13 maja 2011 roku, 30 lat po cudownym ocaleniu życia, sześć lat po swojej śmierci i 12 dni po beatyfikacji Jan Paweł II uśmiechnął się w warszawskiej katedrze. Henryk Mikołaj Górecki zachował powagę...
A Jerzy Maksymiuk (jak wielu z nas po TEJ stronie) miał lzy w oczach. Ja też.
Czy można modlić się muzyką? Tak powiedział, rozpoczynając koncert, proboszcz Katedry ksiądz Bogdan Bartołd. I, jak zwykle, miał rację.
"Beatus Vir"...
Kompozytor to wiedział.
Artyści zwykle wiedzą najwcześniej.
Muzyk z czerwoną grzywką, któremu jeszcze w autobusie mówiłam o swoim wzruszeniu, powiedział "jestem szczęśliwy, ze mogłem być cząstką tego, co się zdarzyło".
Mały śpiewak, wykonujący mocnym chłopięcym głosem zwrotkę "Barki" w cudownej transkrypcji dyrygenta na chór, głos solowy i orkiestrę, nie lękał się - był szczęśliwy. Uśmiechał się - trochę do Jana Pawła, trochę do mnie, trochę do Henryka Wojnarowskiego... Do nas wszystkich.

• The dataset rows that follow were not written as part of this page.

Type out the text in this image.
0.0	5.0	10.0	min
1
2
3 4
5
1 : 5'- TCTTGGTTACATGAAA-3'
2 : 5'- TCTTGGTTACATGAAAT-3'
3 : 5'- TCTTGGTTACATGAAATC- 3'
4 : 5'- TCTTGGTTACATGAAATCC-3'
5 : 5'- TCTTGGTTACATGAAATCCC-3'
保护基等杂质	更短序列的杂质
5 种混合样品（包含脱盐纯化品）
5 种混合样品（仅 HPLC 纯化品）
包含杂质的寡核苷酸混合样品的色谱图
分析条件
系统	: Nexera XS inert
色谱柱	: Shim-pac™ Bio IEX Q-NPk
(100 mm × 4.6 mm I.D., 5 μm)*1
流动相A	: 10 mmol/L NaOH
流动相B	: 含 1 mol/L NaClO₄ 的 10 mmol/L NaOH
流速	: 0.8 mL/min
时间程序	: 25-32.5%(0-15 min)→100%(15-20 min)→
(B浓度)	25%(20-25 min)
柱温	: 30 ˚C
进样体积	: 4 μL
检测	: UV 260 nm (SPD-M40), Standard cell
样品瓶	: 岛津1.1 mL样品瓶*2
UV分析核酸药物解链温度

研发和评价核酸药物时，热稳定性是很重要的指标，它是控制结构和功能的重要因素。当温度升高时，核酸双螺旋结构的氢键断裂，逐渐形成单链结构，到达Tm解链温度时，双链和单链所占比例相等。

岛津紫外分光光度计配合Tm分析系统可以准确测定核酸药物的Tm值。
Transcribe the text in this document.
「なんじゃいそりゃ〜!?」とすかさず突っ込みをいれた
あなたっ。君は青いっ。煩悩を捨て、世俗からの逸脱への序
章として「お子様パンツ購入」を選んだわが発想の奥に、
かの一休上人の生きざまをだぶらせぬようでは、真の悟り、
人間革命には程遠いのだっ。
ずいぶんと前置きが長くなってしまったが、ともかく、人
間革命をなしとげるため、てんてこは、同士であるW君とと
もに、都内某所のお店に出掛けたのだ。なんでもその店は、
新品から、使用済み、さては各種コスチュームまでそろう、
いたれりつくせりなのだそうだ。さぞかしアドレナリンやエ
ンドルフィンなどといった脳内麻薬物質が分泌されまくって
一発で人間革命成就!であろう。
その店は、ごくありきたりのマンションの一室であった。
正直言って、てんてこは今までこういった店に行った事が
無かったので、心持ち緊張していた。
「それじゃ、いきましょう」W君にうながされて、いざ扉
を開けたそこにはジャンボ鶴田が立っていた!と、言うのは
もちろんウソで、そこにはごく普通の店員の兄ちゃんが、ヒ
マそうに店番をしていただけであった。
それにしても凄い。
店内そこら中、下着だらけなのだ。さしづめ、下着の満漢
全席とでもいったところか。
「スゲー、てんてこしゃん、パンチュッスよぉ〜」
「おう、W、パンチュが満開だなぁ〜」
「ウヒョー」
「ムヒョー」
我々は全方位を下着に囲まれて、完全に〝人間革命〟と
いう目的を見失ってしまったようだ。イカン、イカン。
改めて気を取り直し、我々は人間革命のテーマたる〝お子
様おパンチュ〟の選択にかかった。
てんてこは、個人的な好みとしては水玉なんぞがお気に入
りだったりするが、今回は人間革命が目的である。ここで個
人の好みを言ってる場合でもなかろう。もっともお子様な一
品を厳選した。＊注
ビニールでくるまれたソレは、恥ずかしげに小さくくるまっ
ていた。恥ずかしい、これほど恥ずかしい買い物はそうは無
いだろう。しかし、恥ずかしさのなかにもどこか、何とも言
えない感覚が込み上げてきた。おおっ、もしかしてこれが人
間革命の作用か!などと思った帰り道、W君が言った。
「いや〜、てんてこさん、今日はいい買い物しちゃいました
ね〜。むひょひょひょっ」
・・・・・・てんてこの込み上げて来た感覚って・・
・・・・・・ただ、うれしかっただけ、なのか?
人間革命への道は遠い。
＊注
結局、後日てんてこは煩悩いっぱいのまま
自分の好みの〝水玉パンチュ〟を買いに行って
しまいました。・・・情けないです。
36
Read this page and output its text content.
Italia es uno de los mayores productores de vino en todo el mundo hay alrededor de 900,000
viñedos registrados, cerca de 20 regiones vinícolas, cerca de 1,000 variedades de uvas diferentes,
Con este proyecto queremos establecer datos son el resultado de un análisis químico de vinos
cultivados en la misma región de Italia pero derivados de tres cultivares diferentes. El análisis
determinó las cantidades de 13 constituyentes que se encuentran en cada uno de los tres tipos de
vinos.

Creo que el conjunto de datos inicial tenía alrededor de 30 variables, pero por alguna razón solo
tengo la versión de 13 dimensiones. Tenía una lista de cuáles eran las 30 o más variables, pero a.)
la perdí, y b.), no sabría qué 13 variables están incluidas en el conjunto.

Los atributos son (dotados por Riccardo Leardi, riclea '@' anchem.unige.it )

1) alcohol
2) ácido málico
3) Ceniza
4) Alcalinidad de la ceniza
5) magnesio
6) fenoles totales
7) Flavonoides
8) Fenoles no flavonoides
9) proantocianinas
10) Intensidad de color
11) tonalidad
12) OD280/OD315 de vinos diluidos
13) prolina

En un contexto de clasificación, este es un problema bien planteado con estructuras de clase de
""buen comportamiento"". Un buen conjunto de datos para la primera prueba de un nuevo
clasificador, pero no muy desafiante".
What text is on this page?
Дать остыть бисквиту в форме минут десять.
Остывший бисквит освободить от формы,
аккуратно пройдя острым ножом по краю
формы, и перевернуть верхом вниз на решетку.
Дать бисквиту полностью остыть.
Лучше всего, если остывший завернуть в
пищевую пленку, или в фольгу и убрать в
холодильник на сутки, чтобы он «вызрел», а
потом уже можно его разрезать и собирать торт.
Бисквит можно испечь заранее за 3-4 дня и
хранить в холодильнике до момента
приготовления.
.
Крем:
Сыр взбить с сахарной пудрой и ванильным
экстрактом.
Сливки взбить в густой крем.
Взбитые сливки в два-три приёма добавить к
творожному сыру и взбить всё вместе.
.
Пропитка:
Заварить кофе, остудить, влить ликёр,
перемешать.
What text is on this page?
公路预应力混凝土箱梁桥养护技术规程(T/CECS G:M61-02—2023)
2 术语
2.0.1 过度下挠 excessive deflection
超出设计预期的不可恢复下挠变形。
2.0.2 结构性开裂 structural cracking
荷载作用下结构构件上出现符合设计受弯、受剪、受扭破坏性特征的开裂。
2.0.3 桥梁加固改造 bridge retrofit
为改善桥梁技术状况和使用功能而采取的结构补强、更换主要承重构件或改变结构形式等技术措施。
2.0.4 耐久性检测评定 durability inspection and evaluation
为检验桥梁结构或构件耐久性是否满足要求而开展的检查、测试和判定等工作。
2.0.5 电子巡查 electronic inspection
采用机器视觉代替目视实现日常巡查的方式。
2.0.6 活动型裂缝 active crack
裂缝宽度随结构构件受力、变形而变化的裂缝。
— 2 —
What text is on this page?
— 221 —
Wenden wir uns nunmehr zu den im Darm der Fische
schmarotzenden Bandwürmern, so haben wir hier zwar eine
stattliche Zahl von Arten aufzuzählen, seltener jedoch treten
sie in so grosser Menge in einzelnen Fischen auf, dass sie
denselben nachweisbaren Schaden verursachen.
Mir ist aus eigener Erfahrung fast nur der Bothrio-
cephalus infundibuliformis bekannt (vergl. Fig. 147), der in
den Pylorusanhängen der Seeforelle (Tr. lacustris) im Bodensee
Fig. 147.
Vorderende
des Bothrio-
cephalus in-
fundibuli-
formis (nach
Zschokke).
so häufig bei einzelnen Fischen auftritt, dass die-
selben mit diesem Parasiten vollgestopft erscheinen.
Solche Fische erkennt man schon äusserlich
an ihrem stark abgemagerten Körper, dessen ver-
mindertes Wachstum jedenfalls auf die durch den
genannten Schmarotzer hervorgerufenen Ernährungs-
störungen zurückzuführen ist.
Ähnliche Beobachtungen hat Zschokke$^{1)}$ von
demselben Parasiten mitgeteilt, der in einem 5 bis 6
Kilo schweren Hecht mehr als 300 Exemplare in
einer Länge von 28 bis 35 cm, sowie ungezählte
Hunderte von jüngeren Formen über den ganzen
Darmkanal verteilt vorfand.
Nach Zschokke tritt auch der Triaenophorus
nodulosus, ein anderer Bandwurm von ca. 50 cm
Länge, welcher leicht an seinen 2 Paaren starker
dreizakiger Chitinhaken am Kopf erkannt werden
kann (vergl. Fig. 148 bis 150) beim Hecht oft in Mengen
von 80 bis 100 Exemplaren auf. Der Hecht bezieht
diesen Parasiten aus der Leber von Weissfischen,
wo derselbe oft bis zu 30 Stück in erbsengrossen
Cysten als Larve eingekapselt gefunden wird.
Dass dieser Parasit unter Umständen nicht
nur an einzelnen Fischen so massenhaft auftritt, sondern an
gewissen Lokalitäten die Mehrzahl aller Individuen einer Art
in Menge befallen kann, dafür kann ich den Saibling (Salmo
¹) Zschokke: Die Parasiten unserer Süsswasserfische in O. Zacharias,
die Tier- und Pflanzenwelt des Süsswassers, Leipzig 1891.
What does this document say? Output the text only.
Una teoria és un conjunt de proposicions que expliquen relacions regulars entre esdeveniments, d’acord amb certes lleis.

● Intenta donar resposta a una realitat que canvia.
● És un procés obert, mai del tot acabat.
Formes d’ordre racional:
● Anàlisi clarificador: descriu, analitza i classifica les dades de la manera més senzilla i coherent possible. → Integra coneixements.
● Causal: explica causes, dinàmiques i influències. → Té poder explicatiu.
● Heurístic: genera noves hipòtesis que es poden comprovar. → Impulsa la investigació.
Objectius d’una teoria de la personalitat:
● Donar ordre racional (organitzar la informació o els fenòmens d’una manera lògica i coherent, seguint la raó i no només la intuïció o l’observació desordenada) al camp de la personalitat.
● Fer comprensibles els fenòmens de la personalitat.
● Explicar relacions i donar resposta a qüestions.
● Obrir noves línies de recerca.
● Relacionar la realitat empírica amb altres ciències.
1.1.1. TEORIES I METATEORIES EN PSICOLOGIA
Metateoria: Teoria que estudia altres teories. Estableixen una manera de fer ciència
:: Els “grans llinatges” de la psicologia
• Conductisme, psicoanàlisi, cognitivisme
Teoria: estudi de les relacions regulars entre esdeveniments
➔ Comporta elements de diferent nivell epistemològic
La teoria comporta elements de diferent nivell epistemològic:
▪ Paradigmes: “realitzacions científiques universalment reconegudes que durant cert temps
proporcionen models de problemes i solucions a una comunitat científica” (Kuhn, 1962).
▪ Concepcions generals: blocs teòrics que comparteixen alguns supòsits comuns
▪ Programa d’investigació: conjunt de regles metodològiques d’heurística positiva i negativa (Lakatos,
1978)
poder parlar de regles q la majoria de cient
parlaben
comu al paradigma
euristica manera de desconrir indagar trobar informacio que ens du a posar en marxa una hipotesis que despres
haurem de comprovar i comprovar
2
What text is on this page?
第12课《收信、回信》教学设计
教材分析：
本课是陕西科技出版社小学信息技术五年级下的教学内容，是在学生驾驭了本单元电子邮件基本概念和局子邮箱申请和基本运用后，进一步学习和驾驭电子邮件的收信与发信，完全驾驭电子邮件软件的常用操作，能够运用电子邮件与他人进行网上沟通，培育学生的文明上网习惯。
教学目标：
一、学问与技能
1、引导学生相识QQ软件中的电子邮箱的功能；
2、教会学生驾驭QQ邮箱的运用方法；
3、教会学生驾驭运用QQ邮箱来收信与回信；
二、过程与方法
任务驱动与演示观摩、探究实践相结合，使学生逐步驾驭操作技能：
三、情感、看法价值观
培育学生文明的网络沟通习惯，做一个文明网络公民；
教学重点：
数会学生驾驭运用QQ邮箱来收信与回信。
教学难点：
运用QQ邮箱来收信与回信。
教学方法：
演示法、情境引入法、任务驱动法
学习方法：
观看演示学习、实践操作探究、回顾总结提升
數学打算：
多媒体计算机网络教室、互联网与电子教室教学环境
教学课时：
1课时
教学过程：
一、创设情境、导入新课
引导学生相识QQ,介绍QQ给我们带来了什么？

I jeszcze - były róże. Dla Artystów. Jakby od tej, która otuliła miłością i ocaliła w rocznicę swojego objawienia się dzieciom z Fatimy tego, który jest dla nas znakiem, drogowskazem, zobowiązaniem...
Błogosławiony, którego dzieło musimy pojąć i podjąć, przekazując kolejnym pokoleniom, pragnął, abyśmy odmawiali różaniec...
Właściwie chciałam napisać coś w rodzaju recenzji, bo wykonanie muzyki przez chór Filharmonii Narodowej w pełnym składzie oraz Mazowiecki Teatr Muzyczny było doskonałe, ale czy można recenzować... modlitwę?
Modlitwę na chór, głos solowy, orkiestrę i... Uśmiech.